This case concerns a dispute over a six-figure storage fee billed by Tody's Service, Inc. (Tody's), a towing company, to Liberty Mutual Insurance Company (Liberty). Following a fatal motor vehicle crash involving Liberty's insured, police directed Tody's to tow and store the vehicle as evidence pending a criminal investigation and prosecution. Nearly three years later, after obtaining title to the vehicle, Liberty refused to pay the accrued storage charges. Tody's sued Liberty in the Superior Court to recover those fees.
A judge granted summary judgment to Liberty on all Tody's claims, including claims of unjust enrichment, promissory estoppel, and failure to pay storage fees under G. L. c. 159B, § 6B (§ 6B). The judge found no evidence of unjust enrichment, ruled that § 6B does not provide a private right of action, and concluded that Tody's failed to demonstrate any actionable promise or reasonable reliance to support promissory estoppel.
On appeal, Tody's argues that the judge erred in concluding that Liberty benefited from the storage, that Liberty's conduct implied a promise to pay, and that § 6B permits a private cause of action. We disagree. We hold that (1) Liberty was not unjustly enriched as a matter of law; (2) there is no evidence of reliance sufficient to support promissory estoppel; and (3) § 6B does not create a private right of action against a vehicle owner. Accordingly, we affirm the judgment in Liberty's favor.1
Background. We recount the undisputed material facts from the summary judgment record, viewed in the light most favorable to Tody's as the nonmoving party. Adams v. Schneider Elec. USA, 492 Mass. 271, 280, 210 N.E.3d 917 (2023). Additional facts are discussed later where relevant.
1. Facts. On March 1, 2016, a driver insured by Liberty crashed into a Newton pizza shop, killing two people and injuring others. The Newton police declared the site a crime scene, impounded the driver's vehicle, and directed Tody's to tow and secure it at Tody's garage. The police further instructed Tody's to prevent anyone from accessing the vehicle without police authorization.2 The vehicle remained at Tody's under police hold for evidentiary purposes until January 31, 2019 -- following the criminal conviction of Liberty's insured for motor vehicle homicide and related offenses. The police did not compensate Tody's for towing or storage.
A Liberty appraiser inspected the vehicle under police supervision, declared it a total loss, and assigned it a salvage value of $3,302. Tody's invoiced Liberty $6,470 for initial towing services, which Liberty paid. On January 9, 2017, Liberty took title to the vehicle, but the vehicle remained in Tody's physical possession.
After the police released custody of the vehicle in 2019, Tody's retained the vehicle and billed Liberty $118,290 for its storage -- reflecting over 1,000 days of charges. Liberty offered either to transfer title to Tody's or to pay the vehicle's salvage value (then estimated at $1,042).

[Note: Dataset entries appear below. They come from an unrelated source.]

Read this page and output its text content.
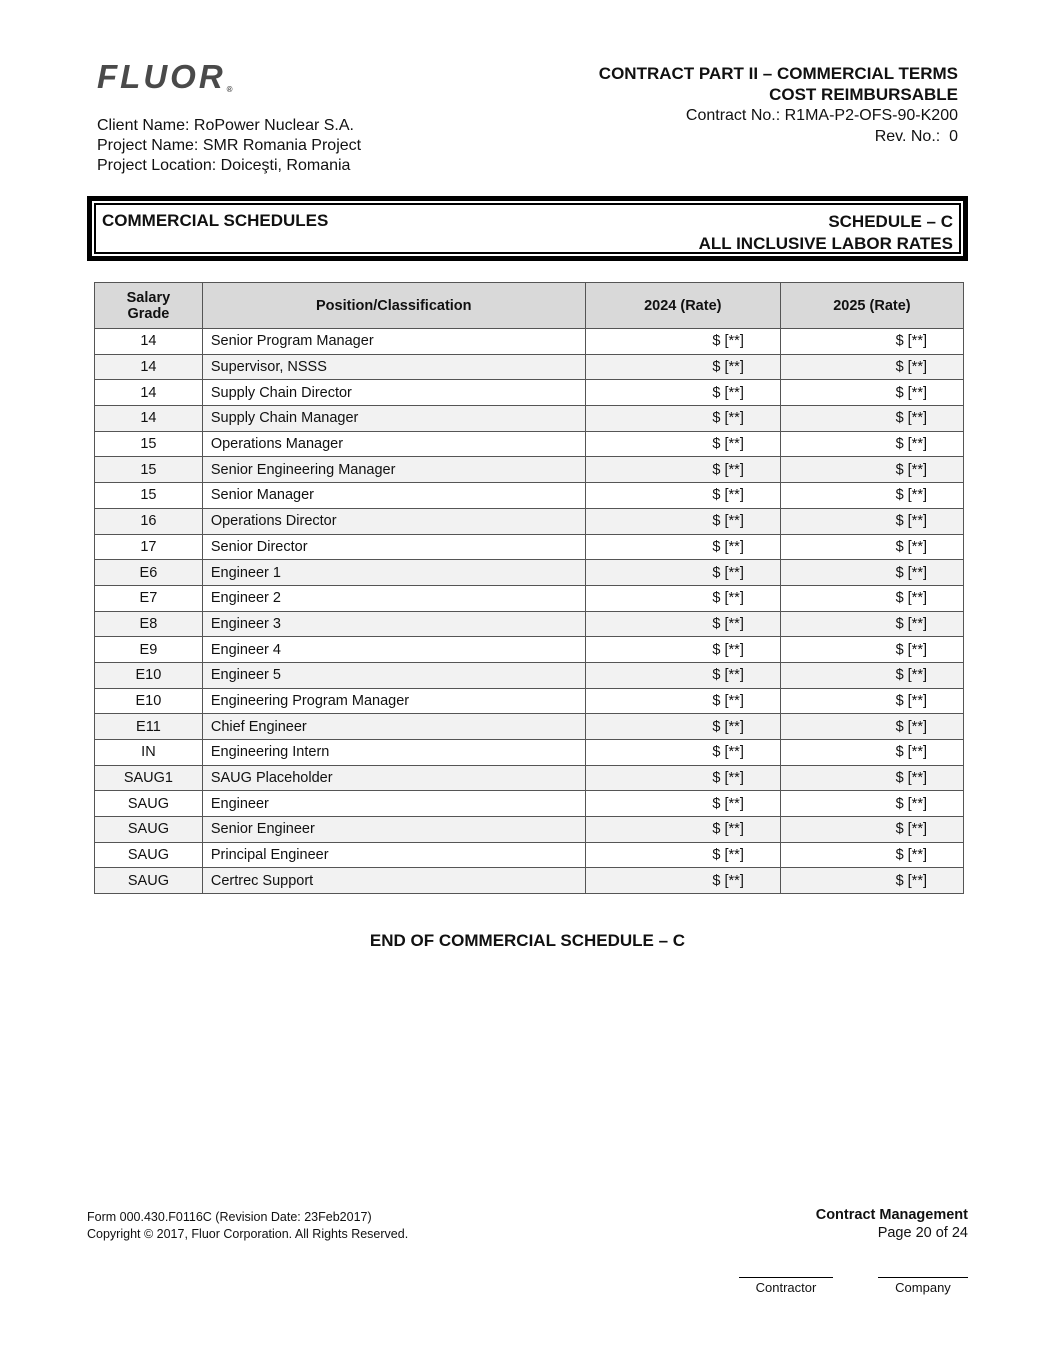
FLUOR®
Client Name: RoPower Nuclear S.A.
Project Name: SMR Romania Project
Project Location: Doiceşti, Romania
CONTRACT PART II – COMMERCIAL TERMS
COST REIMBURSABLE
Contract No.: R1MA-P2-OFS-90-K200
Rev. No.:  0
COMMERCIAL SCHEDULES	SCHEDULE – C
ALL INCLUSIVE LABOR RATES
Salary
Grade	Position/Classification	2024 (Rate)	2025 (Rate)
14	Senior Program Manager	$ [**]	$ [**]
14	Supervisor, NSSS	$ [**]	$ [**]
14	Supply Chain Director	$ [**]	$ [**]
14	Supply Chain Manager	$ [**]	$ [**]
15	Operations Manager	$ [**]	$ [**]
15	Senior Engineering Manager	$ [**]	$ [**]
15	Senior Manager	$ [**]	$ [**]
16	Operations Director	$ [**]	$ [**]
17	Senior Director	$ [**]	$ [**]
E6	Engineer 1	$ [**]	$ [**]
E7	Engineer 2	$ [**]	$ [**]
E8	Engineer 3	$ [**]	$ [**]
E9	Engineer 4	$ [**]	$ [**]
E10	Engineer 5	$ [**]	$ [**]
E10	Engineering Program Manager	$ [**]	$ [**]
E11	Chief Engineer	$ [**]	$ [**]
IN	Engineering Intern	$ [**]	$ [**]
SAUG1	SAUG Placeholder	$ [**]	$ [**]
SAUG	Engineer	$ [**]	$ [**]
SAUG	Senior Engineer	$ [**]	$ [**]
SAUG	Principal Engineer	$ [**]	$ [**]
SAUG	Certrec Support	$ [**]	$ [**]
END OF COMMERCIAL SCHEDULE – C
Form 000.430.F0116C (Revision Date: 23Feb2017)
Copyright © 2017, Fluor Corporation. All Rights Reserved.
Contract Management
Page 20 of 24
Contractor	Company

2. Procedural history. Tody's commenced suit in the Superior Court against Liberty, asserting claims including unjust enrichment, promissory estoppel, and violation of G. L. c. 159B, § 6B.3 A Superior Court judge granted Liberty's motion for summary judgment pursuant to Mass. R. Civ. P. 56, 365 Mass. 824 (1974), and dismissed the case with prejudice. Tody's appealed, and we granted Liberty's application for direct appellate review.
Discussion. We review a grant of summary judgment de novo. Garcia v. Steele, 492 Mass. 322, 326, 211 N.E.3d 602 (2023). Summary judgment is appropriate where no material facts are in dispute and the moving party is entitled to judgment as a matter of law. HSBC Bank USA, N.A. v. Morris, 490 Mass. 322, 326, 190 N.E.3d 485 (2022). See Mass. R. Civ. P. 56 (c), as amended, 436 Mass. 1404 (2002). A moving party may satisfy its burden “either by submitting evidence that negates an essential element of the opposing party's case or by demonstrating that the opposing party has no reasonable expectation of proving an essential element of [its] case at trial” (citation omitted). Hill-Junious v. UTP Realty, LLC, 492 Mass. 667, 672, 214 N.E.3d 437 (2023). Once this burden is met, the opposing party must set forth specific facts demonstrating a genuine issue for trial. Kourouvacilis v. General Motors Corp., 410 Mass. 706, 716, 575 N.E.2d 734 (1991), citing Mass. R. Civ. P. 56 (e).
1. Unjust enrichment. Tody's contends that it conferred a benefit upon Liberty by storing the vehicle, thereby preserving potential evidence that could have supported a mechanical defect defense in anticipated civil litigation.4 Tody's argues that Liberty's access to this preserved evidence constituted a benefit sufficient to support a claim for unjust enrichment.
To succeed on an unjust enrichment claim, a plaintiff must establish that (1) it “conferred a measurable benefit” on the defendant, (2) it “reasonably expected compensation,” and (3) “the defendant accepted the benefit with knowledge” of that reasonable expectation. Columbia Plaza Assocs. v. Northeastern Univ., 493 Mass. 570, 589, 227 N.E.3d 999 (2024). Tody's claim fails on at least two elements.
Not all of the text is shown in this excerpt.